Bu üç öğe genelinde “on derste birisi ölünce ne yapmak gerekir” şiirini ele almak şiir adına yeni olanaklara doğru bir yolculuğa çıkmış oluruz.
3/
Şiir, 4+6+2+2+4+2+1+4+14+5=44 dizeden oluşuyor. Yalnızca küçük harflerle yazılmış bir şiir. Biçimsel olarak içeriğe bağımlı ve ona uymak zorunda kalmış bir şiir. Beyaz kağıda çizgiler çizip, biçimi belli edip daha sonra o biçimi doldurmuyor yani!
Dizelerde kırınımlara biraz yer vermiş.
“Ölüm” sözcüğü yedi, “baba” sözcüğü altı kez, “oğul” sözcüğü üç kez geçiyor şiirde. Bu üçlü baskınlığını hem imge hem de sözcük sayısı düzeyinde gösteriyor.
4/
“on derste birisi ölünce ne yapmak gerekir” anlam açısından ele alınırsa imge düzeni olarak bir bütünlük gösterdiği görülebilir. Bu bütünlükten kastım ise bu şiirin bir görüntü biçiminde oluşturulmuş olduğudur. Şiirin bütünlüğündeki bir görüntüden ve an’dan söz edilebilir. Bu da şiirin iç göndergelerle kurulmuş olduğunu gösterir. Dizeler “bütün bir görüntüyü” yer yer öncesinde ve sonrasında ve tam o sırada ele alarak kurulmuştur. Fakat bu şiirde kronolojik bir sıra ile yapılamamış tam tersine Enis Akın’ın deyimiyle, “tasarlanmış bir dağınıklık” olarak şiire yer almıştır. Bu tasarlanmış dağınıklık ise şiire zaman öğesini katmıştır. Bu zaman öğesi ise dağınık bir biçimde şiirdeyken, okurun kafasında şiiri anlamlandırırken bir sıraya oturuyor.

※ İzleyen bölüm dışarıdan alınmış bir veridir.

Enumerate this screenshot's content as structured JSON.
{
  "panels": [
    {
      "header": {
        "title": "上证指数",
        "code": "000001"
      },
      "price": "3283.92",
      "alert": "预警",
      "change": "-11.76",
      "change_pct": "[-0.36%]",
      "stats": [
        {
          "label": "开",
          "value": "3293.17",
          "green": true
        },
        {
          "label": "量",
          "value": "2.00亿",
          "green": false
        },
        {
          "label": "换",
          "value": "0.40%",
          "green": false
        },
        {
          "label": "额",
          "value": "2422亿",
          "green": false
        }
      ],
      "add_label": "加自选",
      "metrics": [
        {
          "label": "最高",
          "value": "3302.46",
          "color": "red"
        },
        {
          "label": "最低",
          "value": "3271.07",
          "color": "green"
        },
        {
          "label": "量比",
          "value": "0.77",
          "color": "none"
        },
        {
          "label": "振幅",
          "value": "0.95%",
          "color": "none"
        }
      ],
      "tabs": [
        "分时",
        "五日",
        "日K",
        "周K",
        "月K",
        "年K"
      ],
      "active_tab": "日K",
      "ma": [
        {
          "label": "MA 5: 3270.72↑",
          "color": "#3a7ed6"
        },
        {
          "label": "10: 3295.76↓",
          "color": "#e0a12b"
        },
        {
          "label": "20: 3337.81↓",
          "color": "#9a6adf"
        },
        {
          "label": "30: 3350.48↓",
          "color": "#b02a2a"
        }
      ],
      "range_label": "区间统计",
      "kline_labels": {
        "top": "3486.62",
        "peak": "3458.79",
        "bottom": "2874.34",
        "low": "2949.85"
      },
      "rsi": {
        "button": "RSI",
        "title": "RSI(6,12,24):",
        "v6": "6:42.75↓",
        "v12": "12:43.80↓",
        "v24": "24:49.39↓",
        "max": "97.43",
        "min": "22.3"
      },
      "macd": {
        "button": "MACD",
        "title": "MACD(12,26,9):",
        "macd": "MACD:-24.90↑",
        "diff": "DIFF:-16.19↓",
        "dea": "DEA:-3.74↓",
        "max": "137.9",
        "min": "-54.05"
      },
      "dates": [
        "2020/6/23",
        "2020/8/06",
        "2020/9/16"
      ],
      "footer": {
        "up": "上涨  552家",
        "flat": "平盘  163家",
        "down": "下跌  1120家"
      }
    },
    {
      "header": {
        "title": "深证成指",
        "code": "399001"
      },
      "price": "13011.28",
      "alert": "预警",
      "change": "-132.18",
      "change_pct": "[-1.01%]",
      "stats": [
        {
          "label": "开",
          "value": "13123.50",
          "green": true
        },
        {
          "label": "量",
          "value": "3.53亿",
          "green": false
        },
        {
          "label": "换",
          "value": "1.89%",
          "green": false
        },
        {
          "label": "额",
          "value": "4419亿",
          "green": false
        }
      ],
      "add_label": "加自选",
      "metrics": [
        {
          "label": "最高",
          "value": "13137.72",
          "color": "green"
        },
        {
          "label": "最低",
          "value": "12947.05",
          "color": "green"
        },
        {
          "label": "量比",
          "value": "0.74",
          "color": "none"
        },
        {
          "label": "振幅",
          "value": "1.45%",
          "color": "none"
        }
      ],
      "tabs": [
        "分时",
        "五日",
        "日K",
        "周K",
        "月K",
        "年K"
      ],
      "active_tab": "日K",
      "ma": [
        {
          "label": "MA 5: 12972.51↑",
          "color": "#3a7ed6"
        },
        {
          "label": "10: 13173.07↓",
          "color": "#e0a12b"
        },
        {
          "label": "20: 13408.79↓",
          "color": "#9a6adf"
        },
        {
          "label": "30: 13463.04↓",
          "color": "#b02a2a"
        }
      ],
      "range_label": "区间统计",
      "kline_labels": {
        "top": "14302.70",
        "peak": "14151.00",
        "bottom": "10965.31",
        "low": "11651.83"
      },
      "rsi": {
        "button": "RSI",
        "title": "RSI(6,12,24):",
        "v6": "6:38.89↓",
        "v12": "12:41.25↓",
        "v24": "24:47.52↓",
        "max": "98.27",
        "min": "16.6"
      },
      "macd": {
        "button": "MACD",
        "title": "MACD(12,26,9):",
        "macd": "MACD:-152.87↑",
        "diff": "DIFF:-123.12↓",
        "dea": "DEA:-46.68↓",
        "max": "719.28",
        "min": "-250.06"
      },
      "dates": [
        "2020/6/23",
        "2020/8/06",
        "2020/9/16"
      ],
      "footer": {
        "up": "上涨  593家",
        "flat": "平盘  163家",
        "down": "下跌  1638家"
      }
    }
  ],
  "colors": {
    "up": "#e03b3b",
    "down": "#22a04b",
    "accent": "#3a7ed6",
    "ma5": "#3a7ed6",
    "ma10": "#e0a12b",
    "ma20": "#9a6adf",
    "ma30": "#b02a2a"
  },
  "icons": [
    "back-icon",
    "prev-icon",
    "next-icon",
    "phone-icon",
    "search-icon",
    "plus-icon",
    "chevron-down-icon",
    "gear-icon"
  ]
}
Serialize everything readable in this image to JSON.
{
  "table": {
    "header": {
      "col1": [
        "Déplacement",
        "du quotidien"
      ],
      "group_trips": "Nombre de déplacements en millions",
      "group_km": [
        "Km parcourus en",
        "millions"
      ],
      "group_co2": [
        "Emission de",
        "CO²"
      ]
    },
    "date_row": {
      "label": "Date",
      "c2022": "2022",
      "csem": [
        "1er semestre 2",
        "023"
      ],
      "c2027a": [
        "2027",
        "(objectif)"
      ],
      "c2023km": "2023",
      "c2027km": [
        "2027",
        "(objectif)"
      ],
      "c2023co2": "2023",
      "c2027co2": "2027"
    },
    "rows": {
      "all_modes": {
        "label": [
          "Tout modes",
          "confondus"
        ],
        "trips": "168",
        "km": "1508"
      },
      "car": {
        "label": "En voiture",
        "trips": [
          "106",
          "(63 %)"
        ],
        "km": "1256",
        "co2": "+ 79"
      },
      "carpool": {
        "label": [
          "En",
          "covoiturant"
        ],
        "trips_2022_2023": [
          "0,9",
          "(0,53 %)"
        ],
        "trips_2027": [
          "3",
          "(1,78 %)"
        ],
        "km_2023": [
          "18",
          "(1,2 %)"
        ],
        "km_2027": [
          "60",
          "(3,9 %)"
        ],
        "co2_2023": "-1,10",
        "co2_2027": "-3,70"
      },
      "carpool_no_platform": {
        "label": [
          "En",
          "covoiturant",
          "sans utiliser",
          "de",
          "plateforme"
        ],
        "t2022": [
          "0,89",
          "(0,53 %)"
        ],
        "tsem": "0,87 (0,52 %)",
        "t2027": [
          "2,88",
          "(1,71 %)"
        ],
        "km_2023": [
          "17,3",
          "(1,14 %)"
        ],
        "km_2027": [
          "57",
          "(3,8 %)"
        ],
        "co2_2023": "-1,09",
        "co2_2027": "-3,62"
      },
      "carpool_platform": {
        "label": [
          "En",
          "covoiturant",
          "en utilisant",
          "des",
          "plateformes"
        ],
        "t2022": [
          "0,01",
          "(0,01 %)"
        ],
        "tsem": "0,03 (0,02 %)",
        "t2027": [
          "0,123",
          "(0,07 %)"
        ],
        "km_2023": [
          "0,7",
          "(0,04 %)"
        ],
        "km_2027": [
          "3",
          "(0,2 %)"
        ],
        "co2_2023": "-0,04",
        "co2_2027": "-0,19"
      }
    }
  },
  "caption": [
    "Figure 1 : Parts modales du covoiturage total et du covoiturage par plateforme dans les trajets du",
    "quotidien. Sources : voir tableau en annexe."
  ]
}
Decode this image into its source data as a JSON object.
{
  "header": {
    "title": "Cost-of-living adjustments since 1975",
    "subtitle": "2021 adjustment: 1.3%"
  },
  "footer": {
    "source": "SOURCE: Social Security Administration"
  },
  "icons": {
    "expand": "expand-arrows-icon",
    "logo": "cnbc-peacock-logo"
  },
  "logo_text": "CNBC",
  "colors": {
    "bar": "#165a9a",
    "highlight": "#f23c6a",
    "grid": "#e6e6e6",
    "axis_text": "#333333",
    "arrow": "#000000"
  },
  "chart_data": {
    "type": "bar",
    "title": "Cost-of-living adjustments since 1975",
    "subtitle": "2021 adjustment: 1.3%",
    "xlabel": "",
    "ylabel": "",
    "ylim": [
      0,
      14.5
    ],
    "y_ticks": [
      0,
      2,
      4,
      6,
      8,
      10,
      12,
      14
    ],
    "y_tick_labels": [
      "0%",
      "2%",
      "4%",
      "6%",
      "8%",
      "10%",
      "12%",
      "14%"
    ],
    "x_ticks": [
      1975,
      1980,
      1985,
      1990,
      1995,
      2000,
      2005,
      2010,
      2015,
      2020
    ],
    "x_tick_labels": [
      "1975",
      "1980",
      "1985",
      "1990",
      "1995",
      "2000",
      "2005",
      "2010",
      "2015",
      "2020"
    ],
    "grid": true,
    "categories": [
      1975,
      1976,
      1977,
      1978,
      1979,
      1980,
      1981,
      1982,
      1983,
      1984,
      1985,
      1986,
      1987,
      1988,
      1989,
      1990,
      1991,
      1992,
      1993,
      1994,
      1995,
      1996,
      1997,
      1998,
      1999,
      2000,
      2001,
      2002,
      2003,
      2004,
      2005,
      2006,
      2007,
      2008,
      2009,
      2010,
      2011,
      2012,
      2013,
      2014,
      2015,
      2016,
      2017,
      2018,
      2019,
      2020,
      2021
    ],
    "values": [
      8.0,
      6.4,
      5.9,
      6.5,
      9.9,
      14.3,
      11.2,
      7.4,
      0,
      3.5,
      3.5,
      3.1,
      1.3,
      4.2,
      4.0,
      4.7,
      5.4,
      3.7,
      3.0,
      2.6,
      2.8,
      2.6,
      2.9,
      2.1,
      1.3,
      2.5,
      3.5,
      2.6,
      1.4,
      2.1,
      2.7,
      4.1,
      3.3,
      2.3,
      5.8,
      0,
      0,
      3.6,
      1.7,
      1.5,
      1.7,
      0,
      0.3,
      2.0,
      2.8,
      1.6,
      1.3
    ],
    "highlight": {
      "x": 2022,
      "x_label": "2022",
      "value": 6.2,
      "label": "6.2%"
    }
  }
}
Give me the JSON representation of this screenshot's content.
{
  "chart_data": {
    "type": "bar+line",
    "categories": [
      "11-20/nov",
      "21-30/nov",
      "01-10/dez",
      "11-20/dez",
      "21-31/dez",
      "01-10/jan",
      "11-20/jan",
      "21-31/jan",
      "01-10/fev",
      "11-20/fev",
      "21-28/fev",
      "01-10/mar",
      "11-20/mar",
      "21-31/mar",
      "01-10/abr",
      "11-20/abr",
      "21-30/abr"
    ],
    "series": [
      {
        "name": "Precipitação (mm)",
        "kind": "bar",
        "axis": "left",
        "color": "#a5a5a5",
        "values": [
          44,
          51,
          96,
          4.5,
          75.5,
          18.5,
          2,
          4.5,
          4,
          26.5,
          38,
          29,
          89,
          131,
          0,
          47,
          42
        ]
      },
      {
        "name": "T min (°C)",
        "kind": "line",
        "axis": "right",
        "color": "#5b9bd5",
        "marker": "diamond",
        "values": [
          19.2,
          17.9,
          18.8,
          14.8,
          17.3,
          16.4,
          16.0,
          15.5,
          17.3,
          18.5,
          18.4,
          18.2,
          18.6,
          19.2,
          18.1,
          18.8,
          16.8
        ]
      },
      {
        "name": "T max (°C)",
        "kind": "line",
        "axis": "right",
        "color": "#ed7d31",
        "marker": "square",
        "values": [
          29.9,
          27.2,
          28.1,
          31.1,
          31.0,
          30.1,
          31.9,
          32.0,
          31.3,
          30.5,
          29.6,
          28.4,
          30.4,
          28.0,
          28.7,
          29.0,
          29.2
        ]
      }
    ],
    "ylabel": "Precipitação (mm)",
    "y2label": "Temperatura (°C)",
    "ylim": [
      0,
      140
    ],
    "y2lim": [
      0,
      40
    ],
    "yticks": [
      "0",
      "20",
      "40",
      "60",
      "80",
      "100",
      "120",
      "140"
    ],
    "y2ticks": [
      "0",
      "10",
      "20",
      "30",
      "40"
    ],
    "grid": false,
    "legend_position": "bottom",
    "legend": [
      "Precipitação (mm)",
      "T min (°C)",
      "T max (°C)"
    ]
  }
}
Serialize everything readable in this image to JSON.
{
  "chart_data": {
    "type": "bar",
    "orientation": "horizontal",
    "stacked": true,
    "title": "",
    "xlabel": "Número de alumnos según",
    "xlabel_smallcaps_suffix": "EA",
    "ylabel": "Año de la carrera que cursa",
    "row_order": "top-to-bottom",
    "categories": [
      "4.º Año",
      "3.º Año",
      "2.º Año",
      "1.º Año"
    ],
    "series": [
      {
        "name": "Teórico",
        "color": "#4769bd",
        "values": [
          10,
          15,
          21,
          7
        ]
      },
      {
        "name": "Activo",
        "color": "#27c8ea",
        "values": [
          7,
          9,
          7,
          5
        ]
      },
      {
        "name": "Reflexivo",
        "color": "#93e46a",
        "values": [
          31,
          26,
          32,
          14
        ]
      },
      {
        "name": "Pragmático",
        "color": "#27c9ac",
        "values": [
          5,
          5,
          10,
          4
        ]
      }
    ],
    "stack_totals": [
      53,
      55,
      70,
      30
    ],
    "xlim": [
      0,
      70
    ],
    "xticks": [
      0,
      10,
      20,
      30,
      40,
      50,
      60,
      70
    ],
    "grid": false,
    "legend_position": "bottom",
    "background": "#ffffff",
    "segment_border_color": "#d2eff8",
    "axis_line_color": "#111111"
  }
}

Hatta şiirde bunu okuyucuya açık açık da söylüyor şiirde. “geri geri zıplayan zaman...” dizesinde iç hesaplaşmasını yaparken bir geri dönüşleri ve günümüzle bu dönüşleri sert sesler çıkararak çarpışmasını anlatıyor şiir. Geçmişten günümüze bir yolculuk yapmıyor. Bu tür sıradan bir hesaplaşmaya girmiyor. Belki de Enis Akın’ın “on derste birisi ölünce ne yapmak gerekir” şiirini - eğer yeniyse - yeni kılan etmenlerden biri de budur!
5/
Şiirde öne çıkan birkaç öğe var. Çocukluk, matematik, mutsuzluk, dünya ve elbette ölüm! Baudlaire’in “mutlu sanatçı yoktur” sözü bu şiirden sonra biraz daha etkiliyor beni. Yaşantılardan kalan tortular bu şiirin kurulmaya başladığı an olarak sayılabilir. Zaman zaman çocukluktan kurtulup “büyük adam” oluyor şair ve “taşa saplı bir kılıcı kanırtmak gerekir” diyecek kadar cesur ve kendinden korkmayan bir adam oluyor. Meydan okumayı bile aşkla yapıyor. “peki hanginiz vidalayacak beni bu dünyaya / bu ölüme bu matematiğe?” derken başkaldırısının altında bir arayış bulmak da mümkün. Bu arayışın sonuçsuz kalacağını bilir gibi sorusu.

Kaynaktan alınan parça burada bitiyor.